Questo contenuto è stato pubblicato il 05 novembre 2010 - 16:32
(Keystone-ATS)

BAGHDAD - Al Qaida ha rivendicato gli attentati antisciiti di martedì a Baghdad (60 morti e 300 feriti) e preannunciato nuovi attacchi contro questa comunità che ha preso il controllo dell'Iraq dopo l'invasione americana nel 2003 e dopo 80 anni di dominazione sunnita.
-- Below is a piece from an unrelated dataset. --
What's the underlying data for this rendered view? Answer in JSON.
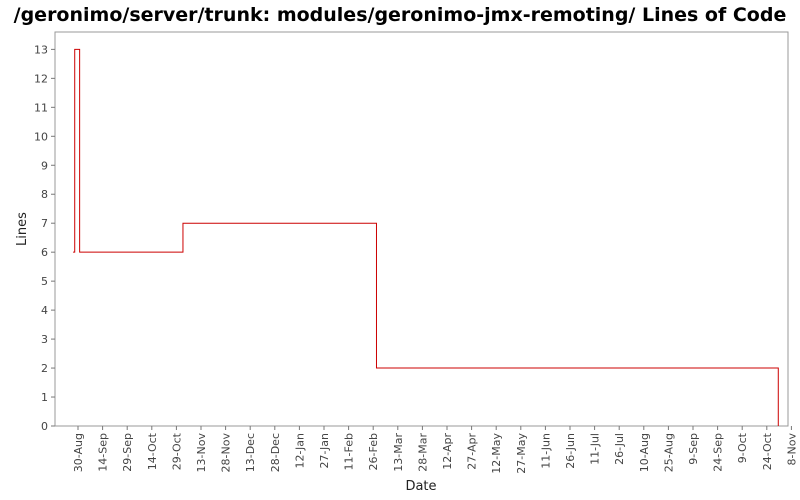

In un comunicato rilanciato oggi su internet sul sito jihadista 'Al Hanein', lo Stato islamico d'Iraq (Isi), una coalizione di gruppi guidata dal ramo iracheno di Al Qaida, afferma che "i mujaheddin hanno condotto una nuova campagna per vendicare la Madre dei credenti e i compagni del Profeta, dopo che gli sciiti hanno riversato contro di lei il loro rancore".
"Si è trattato di un solo giorno - continua il testo - ma ce ne saranno molti altri pieni di sangue e l'odore della morte non lascera"' gli sciiti.
Gli sciiti rimproverano ad Aisha, la giovanissima moglie di Maometto, e la sua preferita, figlia di Abu Bakr, uno dei compagni del Profeta, di aver scatenato nel 656 la guerra contro l'imam Ali, 'fondatore' dello sciismo.
Alla fine dello scorso settembre un religioso sciita kuwaitiano, in esilio in Gran Bretagna dal 2004, sheikh Yasser al Habib, aveva affermato, parlando a una rete in tv, che Aisha era "il nemico di Dio". Il Kuwait lo aveva immediatamente privato della cittadinanza.